A series of red carpet-friendly looks came in the form of featherlight, Lurex dresses in gold and a hot purple, crafted with fishing wire, with piles of ruffles cascading down a full skirt, or twisting around a tightly wrapped dress and bursting off of one shoulder.
More busy, and rather futuristic, there was a bolero skirt and vest combination, with sharp shoulders and rings of ruffles cinching the arm.
Much of the collection carried a timeless feel — a luxurious black velvet dress, for example, lined in bright, duchess-satin in emerald-green, juxtaposing splits with folds, and covering just one shoulder.

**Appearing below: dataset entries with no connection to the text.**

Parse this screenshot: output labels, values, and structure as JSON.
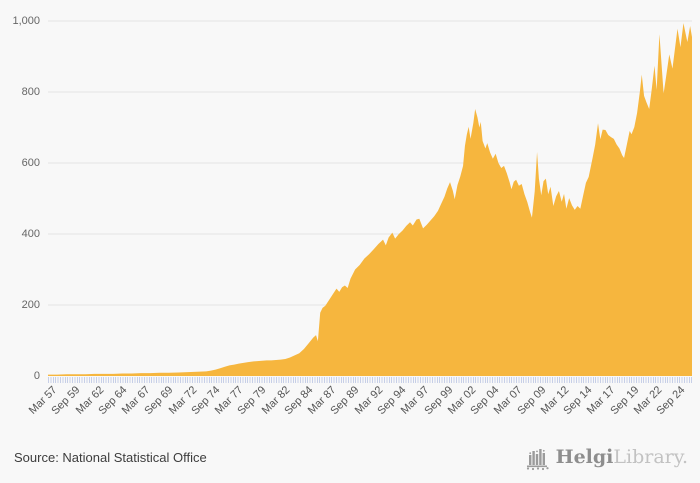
{
  "chart_data": {
    "type": "area",
    "title": "",
    "x_labels": [
      "Mar 57",
      "Sep 59",
      "Mar 62",
      "Sep 64",
      "Mar 67",
      "Sep 69",
      "Mar 72",
      "Sep 74",
      "Mar 77",
      "Sep 79",
      "Mar 82",
      "Sep 84",
      "Mar 87",
      "Sep 89",
      "Mar 92",
      "Sep 94",
      "Mar 97",
      "Sep 99",
      "Mar 02",
      "Sep 04",
      "Mar 07",
      "Sep 09",
      "Mar 12",
      "Sep 14",
      "Mar 17",
      "Sep 19",
      "Mar 22",
      "Sep 24"
    ],
    "x_label_interval_months": 30,
    "y_ticks": [
      "0",
      "200",
      "400",
      "600",
      "800",
      "1,000"
    ],
    "ylim": [
      0,
      1000
    ],
    "x_domain": [
      1957.2,
      2026.4
    ],
    "grid": "horizontal",
    "legend": "none",
    "series_name": "value",
    "colors": {
      "area_fill": "#f6b63e",
      "gridline": "#e4e4e4",
      "axis_tick": "#c7cfe7",
      "y_label": "#666666",
      "x_label": "#555555",
      "background": "#f8f8f8"
    },
    "points": [
      [
        1957.2,
        4
      ],
      [
        1958.2,
        4
      ],
      [
        1959.2,
        5
      ],
      [
        1960.2,
        5
      ],
      [
        1961.2,
        5
      ],
      [
        1962.2,
        6
      ],
      [
        1963.2,
        6
      ],
      [
        1964.2,
        6
      ],
      [
        1965.2,
        7
      ],
      [
        1966.2,
        7
      ],
      [
        1967.2,
        8
      ],
      [
        1968.2,
        8
      ],
      [
        1969.2,
        9
      ],
      [
        1970.2,
        9
      ],
      [
        1971.2,
        10
      ],
      [
        1972.2,
        11
      ],
      [
        1973.2,
        12
      ],
      [
        1974.2,
        13
      ],
      [
        1974.7,
        15
      ],
      [
        1975.2,
        18
      ],
      [
        1975.7,
        22
      ],
      [
        1976.2,
        26
      ],
      [
        1976.7,
        30
      ],
      [
        1977.2,
        32
      ],
      [
        1977.7,
        35
      ],
      [
        1978.2,
        37
      ],
      [
        1978.7,
        39
      ],
      [
        1979.2,
        41
      ],
      [
        1979.7,
        42
      ],
      [
        1980.2,
        43
      ],
      [
        1980.7,
        44
      ],
      [
        1981.2,
        44
      ],
      [
        1981.7,
        45
      ],
      [
        1982.2,
        46
      ],
      [
        1982.7,
        48
      ],
      [
        1983.2,
        52
      ],
      [
        1983.7,
        58
      ],
      [
        1984.2,
        64
      ],
      [
        1984.7,
        76
      ],
      [
        1985.2,
        92
      ],
      [
        1985.7,
        108
      ],
      [
        1986.0,
        115
      ],
      [
        1986.2,
        98
      ],
      [
        1986.45,
        178
      ],
      [
        1986.7,
        192
      ],
      [
        1987.0,
        198
      ],
      [
        1987.2,
        206
      ],
      [
        1987.7,
        226
      ],
      [
        1988.2,
        246
      ],
      [
        1988.5,
        237
      ],
      [
        1988.8,
        250
      ],
      [
        1989.1,
        255
      ],
      [
        1989.4,
        248
      ],
      [
        1989.7,
        274
      ],
      [
        1990.2,
        300
      ],
      [
        1990.7,
        313
      ],
      [
        1991.2,
        331
      ],
      [
        1991.7,
        343
      ],
      [
        1992.2,
        357
      ],
      [
        1992.7,
        372
      ],
      [
        1993.2,
        384
      ],
      [
        1993.5,
        368
      ],
      [
        1993.8,
        390
      ],
      [
        1994.2,
        404
      ],
      [
        1994.5,
        387
      ],
      [
        1994.9,
        400
      ],
      [
        1995.3,
        410
      ],
      [
        1995.7,
        423
      ],
      [
        1996.1,
        433
      ],
      [
        1996.4,
        424
      ],
      [
        1996.8,
        441
      ],
      [
        1997.1,
        443
      ],
      [
        1997.5,
        416
      ],
      [
        1997.9,
        426
      ],
      [
        1998.3,
        438
      ],
      [
        1998.7,
        450
      ],
      [
        1999.1,
        465
      ],
      [
        1999.5,
        488
      ],
      [
        1999.8,
        505
      ],
      [
        2000.1,
        528
      ],
      [
        2000.4,
        546
      ],
      [
        2000.7,
        522
      ],
      [
        2000.9,
        498
      ],
      [
        2001.2,
        538
      ],
      [
        2001.5,
        562
      ],
      [
        2001.8,
        592
      ],
      [
        2002.0,
        648
      ],
      [
        2002.2,
        680
      ],
      [
        2002.4,
        702
      ],
      [
        2002.6,
        668
      ],
      [
        2002.9,
        712
      ],
      [
        2003.1,
        752
      ],
      [
        2003.35,
        728
      ],
      [
        2003.55,
        700
      ],
      [
        2003.7,
        716
      ],
      [
        2003.9,
        662
      ],
      [
        2004.2,
        641
      ],
      [
        2004.4,
        656
      ],
      [
        2004.7,
        630
      ],
      [
        2005.0,
        612
      ],
      [
        2005.3,
        626
      ],
      [
        2005.6,
        600
      ],
      [
        2005.9,
        586
      ],
      [
        2006.2,
        592
      ],
      [
        2006.5,
        571
      ],
      [
        2006.8,
        546
      ],
      [
        2007.0,
        526
      ],
      [
        2007.25,
        547
      ],
      [
        2007.5,
        553
      ],
      [
        2007.8,
        536
      ],
      [
        2008.1,
        541
      ],
      [
        2008.4,
        512
      ],
      [
        2008.7,
        490
      ],
      [
        2009.0,
        462
      ],
      [
        2009.2,
        446
      ],
      [
        2009.5,
        520
      ],
      [
        2009.75,
        631
      ],
      [
        2009.95,
        556
      ],
      [
        2010.2,
        509
      ],
      [
        2010.45,
        549
      ],
      [
        2010.7,
        556
      ],
      [
        2010.95,
        512
      ],
      [
        2011.2,
        533
      ],
      [
        2011.5,
        479
      ],
      [
        2011.8,
        506
      ],
      [
        2012.1,
        521
      ],
      [
        2012.4,
        491
      ],
      [
        2012.65,
        513
      ],
      [
        2012.9,
        471
      ],
      [
        2013.2,
        501
      ],
      [
        2013.5,
        481
      ],
      [
        2013.8,
        468
      ],
      [
        2014.1,
        479
      ],
      [
        2014.4,
        471
      ],
      [
        2014.7,
        508
      ],
      [
        2015.0,
        544
      ],
      [
        2015.3,
        561
      ],
      [
        2015.7,
        612
      ],
      [
        2016.0,
        652
      ],
      [
        2016.3,
        712
      ],
      [
        2016.55,
        667
      ],
      [
        2016.8,
        694
      ],
      [
        2017.1,
        693
      ],
      [
        2017.4,
        679
      ],
      [
        2017.7,
        673
      ],
      [
        2018.0,
        668
      ],
      [
        2018.3,
        652
      ],
      [
        2018.6,
        641
      ],
      [
        2018.9,
        622
      ],
      [
        2019.1,
        614
      ],
      [
        2019.4,
        652
      ],
      [
        2019.7,
        690
      ],
      [
        2019.9,
        681
      ],
      [
        2020.2,
        701
      ],
      [
        2020.5,
        741
      ],
      [
        2020.8,
        801
      ],
      [
        2021.0,
        849
      ],
      [
        2021.25,
        789
      ],
      [
        2021.5,
        771
      ],
      [
        2021.8,
        752
      ],
      [
        2022.05,
        803
      ],
      [
        2022.37,
        874
      ],
      [
        2022.6,
        806
      ],
      [
        2022.9,
        963
      ],
      [
        2023.15,
        870
      ],
      [
        2023.35,
        796
      ],
      [
        2023.6,
        840
      ],
      [
        2023.96,
        906
      ],
      [
        2024.3,
        866
      ],
      [
        2024.84,
        978
      ],
      [
        2025.16,
        926
      ],
      [
        2025.48,
        994
      ],
      [
        2025.9,
        941
      ],
      [
        2026.2,
        986
      ],
      [
        2026.4,
        955
      ]
    ]
  },
  "footer": {
    "source": "Source: National Statistical Office"
  },
  "logo": {
    "brand_bold": "Helgi",
    "brand_light": "Library."
  }
}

Bolero jackets came with intricate embroidery and puffed up shoulders, torero style, or in shimmery green and black stripes — Eighties style — with elegantly bulked-up arms, lined in velvet. The tuxedo was updated with an integrated sash and paired with the Bermudas.
Accessories were worked ineffectively, scrunched, satin boots with pointy toes were sexy; Philip Treacle hats added extra flair.
“We had to move quickly, we had to do it well — we did what we know how to do,” Vauthier said.
Part of the look book was shot in Paris, by Karim Sadli. The other half was shot in the Hamptons, by Inez & Vinoodh — the clothing having been shipped off to the U.S.
“It was a moment of freedom, with no rules,“ he explained, noting that even with no specific editorial brief involved, he was pleased at how the different points of view came together in a coherent look book.
His woman certainly was stylish, leaning against a sandstone building in Paris or standing in a cluttered kitchen in the Hamptons.
Short films showed models wearing the clothing, on the street and in a club setting, the rock chic vibes relayed by scratchy guitar.